Bob: I've never been one to follow the pack, and while many authors are out there trying to find places other than bookstores—because that's what they've been told to do—in which to hold book signings, I've done just the opposite. Contrary to what I keep reading, I've had great success at bookstores. My most successful event was at a Hastings bookstore in Muskogee, Oklahoma where I sold 40 books in about three hours. And my most successful sales tool has been to just get out there and talk to people. Don't get me wrong. Bookstores are not the only places I sell books. I've held book signings at arts and crafts fairs, antique shops, libraries and even some shady bars. The trick is to be congenial and outgoing, but in a subtle and professional manner.

Dan: What do you do regularly to promote your books?

Bob: When I am on the promotional go, I talk to people about my books wherever I go. If they seem interested, I give them bookmarks, or whatever promotional materials I have on me at the time.

Dan: So tell us about the car.

Bob: When my first book, Twisted Perception, was published, it dawned on me one day that even in my home town of Tulsa most of the people living there didn't even know I existed, much less that I had a book out. I decided an easy way to change that would be to have some magnetic signs made, the kind that you stick to the doors of your car. I called several sign companies and was told that due to the shape of my car this wouldn't work. If I drove over twenty miles per hour, the signs would blow off. Since driving around town at nineteen miles per hour didn't seem feasible, I asked what else I could do. One of the sign guys told me that I needed a wrap. I told him I didn't care for that kind of music. He went on to explain that "wrapping" is transferring a digital image to thin vinyl, which would then be applied to the car. When done right, it looks good, just like paint.
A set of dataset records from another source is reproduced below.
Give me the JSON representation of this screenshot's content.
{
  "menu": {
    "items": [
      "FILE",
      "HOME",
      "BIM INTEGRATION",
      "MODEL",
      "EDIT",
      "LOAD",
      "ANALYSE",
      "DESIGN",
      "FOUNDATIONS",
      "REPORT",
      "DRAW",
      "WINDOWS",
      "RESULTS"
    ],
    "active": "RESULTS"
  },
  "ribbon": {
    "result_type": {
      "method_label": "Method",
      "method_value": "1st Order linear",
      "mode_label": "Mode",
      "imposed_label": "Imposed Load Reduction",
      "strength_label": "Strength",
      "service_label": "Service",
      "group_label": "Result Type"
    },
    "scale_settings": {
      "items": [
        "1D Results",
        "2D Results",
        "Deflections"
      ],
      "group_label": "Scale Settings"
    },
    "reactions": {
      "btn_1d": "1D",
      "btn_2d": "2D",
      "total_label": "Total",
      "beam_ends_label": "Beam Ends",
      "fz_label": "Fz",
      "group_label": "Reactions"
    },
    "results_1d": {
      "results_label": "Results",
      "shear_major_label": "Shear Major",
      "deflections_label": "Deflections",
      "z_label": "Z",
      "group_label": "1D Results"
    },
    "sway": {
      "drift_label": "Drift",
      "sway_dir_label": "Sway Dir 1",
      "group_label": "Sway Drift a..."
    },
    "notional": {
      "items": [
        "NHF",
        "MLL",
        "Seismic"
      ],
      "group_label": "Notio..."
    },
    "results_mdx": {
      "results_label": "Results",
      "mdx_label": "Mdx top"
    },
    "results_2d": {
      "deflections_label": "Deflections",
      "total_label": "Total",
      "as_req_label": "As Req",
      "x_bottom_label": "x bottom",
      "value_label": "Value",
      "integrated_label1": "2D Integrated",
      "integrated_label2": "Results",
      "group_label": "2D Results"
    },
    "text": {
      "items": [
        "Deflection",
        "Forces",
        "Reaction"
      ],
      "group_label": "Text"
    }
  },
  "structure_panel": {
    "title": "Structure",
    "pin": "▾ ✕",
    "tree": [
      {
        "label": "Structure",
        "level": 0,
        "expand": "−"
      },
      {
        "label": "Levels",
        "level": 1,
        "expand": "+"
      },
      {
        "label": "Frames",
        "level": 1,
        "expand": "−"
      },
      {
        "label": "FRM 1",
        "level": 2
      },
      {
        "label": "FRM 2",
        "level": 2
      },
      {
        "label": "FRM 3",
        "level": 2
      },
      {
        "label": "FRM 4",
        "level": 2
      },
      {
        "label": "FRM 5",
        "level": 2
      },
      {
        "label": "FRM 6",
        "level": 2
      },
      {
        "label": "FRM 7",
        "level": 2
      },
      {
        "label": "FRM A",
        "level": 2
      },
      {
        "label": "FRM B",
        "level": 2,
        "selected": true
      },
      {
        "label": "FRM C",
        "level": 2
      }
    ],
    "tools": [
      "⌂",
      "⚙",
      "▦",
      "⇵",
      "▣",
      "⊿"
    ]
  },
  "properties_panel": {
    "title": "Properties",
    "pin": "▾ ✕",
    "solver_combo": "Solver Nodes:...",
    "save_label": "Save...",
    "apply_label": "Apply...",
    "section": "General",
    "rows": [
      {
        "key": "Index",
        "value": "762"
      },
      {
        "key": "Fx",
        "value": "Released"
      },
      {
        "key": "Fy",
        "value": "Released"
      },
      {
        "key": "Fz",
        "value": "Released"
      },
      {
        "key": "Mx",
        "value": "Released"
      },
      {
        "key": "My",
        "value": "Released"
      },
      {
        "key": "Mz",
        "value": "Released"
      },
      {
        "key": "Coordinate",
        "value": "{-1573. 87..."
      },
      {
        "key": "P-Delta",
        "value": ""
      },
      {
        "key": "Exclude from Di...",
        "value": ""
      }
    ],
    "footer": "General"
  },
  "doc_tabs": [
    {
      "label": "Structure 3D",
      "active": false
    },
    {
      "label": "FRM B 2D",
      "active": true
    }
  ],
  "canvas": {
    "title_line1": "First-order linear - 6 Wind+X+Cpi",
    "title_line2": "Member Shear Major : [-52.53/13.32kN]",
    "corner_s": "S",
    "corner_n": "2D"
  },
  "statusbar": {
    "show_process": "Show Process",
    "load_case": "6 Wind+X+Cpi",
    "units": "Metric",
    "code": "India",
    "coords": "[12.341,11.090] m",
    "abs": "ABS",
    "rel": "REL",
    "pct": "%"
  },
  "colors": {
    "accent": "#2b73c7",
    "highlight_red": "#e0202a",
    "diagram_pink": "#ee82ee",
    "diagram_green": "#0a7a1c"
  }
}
After Bob left my house the next day, my neighbor came over and asked me, “Who was that? The pizza man?”

“No,” I said. “That was Bob Avey, the Lone Ranger. Hi-ho Silver… away.”

Check out www.BobAvey.com

Wednesday, February 4, 2009

Nancy Robinson Masters and the Grocery Store Gig

I’ve written about Nancy Robinson Masters before. (See the article “Eat the Fried Chicken Before You Sign Books”) I’ll probably write about her many more times because she is one of the most successful and innovative book promoters that I know. So I was only mildly surprised when I walked into the grand opening of a huge grocery store in Denton, Texas on Saturday and found her at a small table nestled in between a clown making animal balloons and a Dallas Cowboy linebacker who was also hawking books. Across from her at the Starbucks coffee stand was a live band. Nancy had six different books displayed on her table and she stood out like a beacon amongst all that glitter and noise.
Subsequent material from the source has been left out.